A Idalina

Quiximba era, à época, uma espécie de campo de concentração sem arame - mil mulheres, outras tantas crianças e cinquenta homens, quase todos velhos, tinham sido deslocados do Quanza Sul para aquele local remoto, a cerca de quinhentos quilómetros de distância, quebrando, assim, o apoio familiar aos homens na mata.

A nova sociedade organizou-se - para além de uma rudimentar agricultura de subsistência, os homens menos velhos trabalhavam como carregadores da tropa, e as mulheres lavavam a roupa dos militares. Esse era o único dinheiro que entrava na aldeia, para além de uns cobres pagos pelo comerciante pela farinha de pau que algumas mulheres conseguiam vender, ao preço de um escudo por quase um dia de trabalho a moer a farinha no pilão.

Havia um problema de concorrência - os militares eram pouco mais de uma centena, pelo que, das mil mulheres, apenas uma décima parte conseguia o privilégio de... ser lavadeira.

Isso criou regras internas na comunidade:

1 - Cada lavadeira só podia ter um patrão

2 - O exclusivo era total - lavadeira lavava a roupa e o quico do militar

Essa rotina foi passando, de companhia em companhia, pelo que, a fase de rendição das sucessivas unidades militares era tempo de intensas "negociações", com as mulheres mostrando-se à porta de armas, na esperança de serem eleitas pelos recém-chegados, orientados pelos veteranos de partida.

"Herdei" a lavadeira do alferes que substituí - A Idalina, uma mulher adulta que dizia ter 17 anos (e talvez tivesse, dado ter só uma filha, a simpática Fàtinha, exímia comedora de bolachas da tropa que durante um ano regularmente lhe forneci).

Tudo correu bem, até que me apercebi de que o facto do cliente não ir lavar o quico, se estava a tornar motivo de vergonha da Idalina, eventualmente alvo de chacota das vizinhas, que consideravam essa questão não como um abuso ou prepotência dos militares, mas como um serviço natural que prestigiava a profissional que o prestava.

Foi assim que aceitei o convite da Idalina para ir a casa dela jantar uma moamba.

Comprei um frango e o arroz, que ela levou, e à hora combinada lá apareci para jantar.

A casa era uma barraquita com cerca de 4 m2, de chão térreo. Encostada à parede uma cama de corpo e meio, e do outro lado uma pequena mesa com uma cadeira. Só um de nós se podia sentar à mesa - o convidado claro - mas a Idalina sentou-se na borda da cama, e, vantagem das casas pequenas, daí chegava à mesa, enquanto a Fatita ia comendo, ora em pé, ora junto à mãe, ora no meu joelho.

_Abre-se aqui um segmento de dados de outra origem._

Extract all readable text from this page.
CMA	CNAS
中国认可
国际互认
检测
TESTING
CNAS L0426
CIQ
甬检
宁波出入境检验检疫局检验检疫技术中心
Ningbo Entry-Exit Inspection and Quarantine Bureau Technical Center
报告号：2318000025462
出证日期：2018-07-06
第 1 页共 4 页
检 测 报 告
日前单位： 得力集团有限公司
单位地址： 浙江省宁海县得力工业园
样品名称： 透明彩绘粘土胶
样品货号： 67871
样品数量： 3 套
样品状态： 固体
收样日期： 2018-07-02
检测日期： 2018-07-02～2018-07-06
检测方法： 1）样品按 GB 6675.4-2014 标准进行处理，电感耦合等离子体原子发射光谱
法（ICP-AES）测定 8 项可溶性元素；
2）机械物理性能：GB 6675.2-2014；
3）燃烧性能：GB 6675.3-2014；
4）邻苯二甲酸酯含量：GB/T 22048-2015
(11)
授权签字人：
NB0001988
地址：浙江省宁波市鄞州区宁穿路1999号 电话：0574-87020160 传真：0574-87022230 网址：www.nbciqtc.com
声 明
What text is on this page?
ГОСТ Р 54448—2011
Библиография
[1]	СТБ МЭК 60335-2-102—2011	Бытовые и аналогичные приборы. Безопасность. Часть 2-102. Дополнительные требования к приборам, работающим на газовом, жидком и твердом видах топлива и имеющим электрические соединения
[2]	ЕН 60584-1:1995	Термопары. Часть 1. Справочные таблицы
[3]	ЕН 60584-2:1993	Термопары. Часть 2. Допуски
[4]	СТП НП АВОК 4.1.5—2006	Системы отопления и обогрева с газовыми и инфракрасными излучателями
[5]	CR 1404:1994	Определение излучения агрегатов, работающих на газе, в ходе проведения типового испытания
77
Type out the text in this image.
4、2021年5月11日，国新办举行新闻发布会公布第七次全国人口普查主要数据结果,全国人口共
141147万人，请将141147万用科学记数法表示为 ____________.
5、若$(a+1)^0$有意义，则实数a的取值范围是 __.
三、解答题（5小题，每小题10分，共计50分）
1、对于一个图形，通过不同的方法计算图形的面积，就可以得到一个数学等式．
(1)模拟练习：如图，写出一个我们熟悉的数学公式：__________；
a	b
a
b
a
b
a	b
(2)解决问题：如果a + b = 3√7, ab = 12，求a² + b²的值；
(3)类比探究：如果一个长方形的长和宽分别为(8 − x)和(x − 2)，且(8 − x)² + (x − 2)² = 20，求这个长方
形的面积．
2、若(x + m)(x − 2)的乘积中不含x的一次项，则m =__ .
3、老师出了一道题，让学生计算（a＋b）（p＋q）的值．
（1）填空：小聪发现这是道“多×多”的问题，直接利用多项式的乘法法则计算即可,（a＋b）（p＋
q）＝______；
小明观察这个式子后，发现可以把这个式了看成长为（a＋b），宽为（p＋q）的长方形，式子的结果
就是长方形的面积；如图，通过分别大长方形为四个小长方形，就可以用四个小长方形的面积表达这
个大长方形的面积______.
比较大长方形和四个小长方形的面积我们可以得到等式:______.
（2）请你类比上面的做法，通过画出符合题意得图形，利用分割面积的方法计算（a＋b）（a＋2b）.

Acabado o repasto, sentei-me também na borda da cama, onde, "sob a arbitragem" dos olhos vivos da Fàtinha, conversámos um pouco.

A Idalina explicou-me que percebia que "eu tinha namorada no puto", e daí não querer lavar o quico com ela, agradeceu-me o carinho com que tratava a miúda, mas depois teve uma frase que me atrapalhou:

" - Alferes é muito corajoso em vir desarmado para a sanzala a esta hora".

Com toda a disciplina, e simpatia, com toda a ordem que sempre imperou, nós nunca nos podíamos esquecer de que a população, no seu todo, era família de guerrilheiros, e sabíamos que, apesar da distância, os contactos aconteciam e eram frequentes.

Seria aquela observação sinal de me estar preparada uma armadilha? Não me parecia, mas... o seguro morreu de velho, e lá a esclareci que não era bem assim - estava alí, à noite e sozinho, mas armado.

Meti a mão ao bolso e mostrei-lhe a pistola. O que eu fui fazer!

Com um grito, atirou-se pela janela para a rua, onde a gritaria continuou, ampliada pelas pessoas que iam saindo das casas próximas.

Saí também para a rua, onde o alvoroço na escuridão era total, e identifiquei o Marcolino, um soldado nativo do meu grupo, a quem expliquei rapidamente a situação, e pedi que me ajudasse a juntar os miltares presentes.

Não eram muitos, nem ficaram muito incomodados por interromper as lavagens, pois o regresso imediato ao quartel, naquelas circunstâncias, era um alívio para todos.

Correu tudo bem até ao fim, a Fatinha continuou a devorar bolachas, mas nunca mais fui convidado para jantar.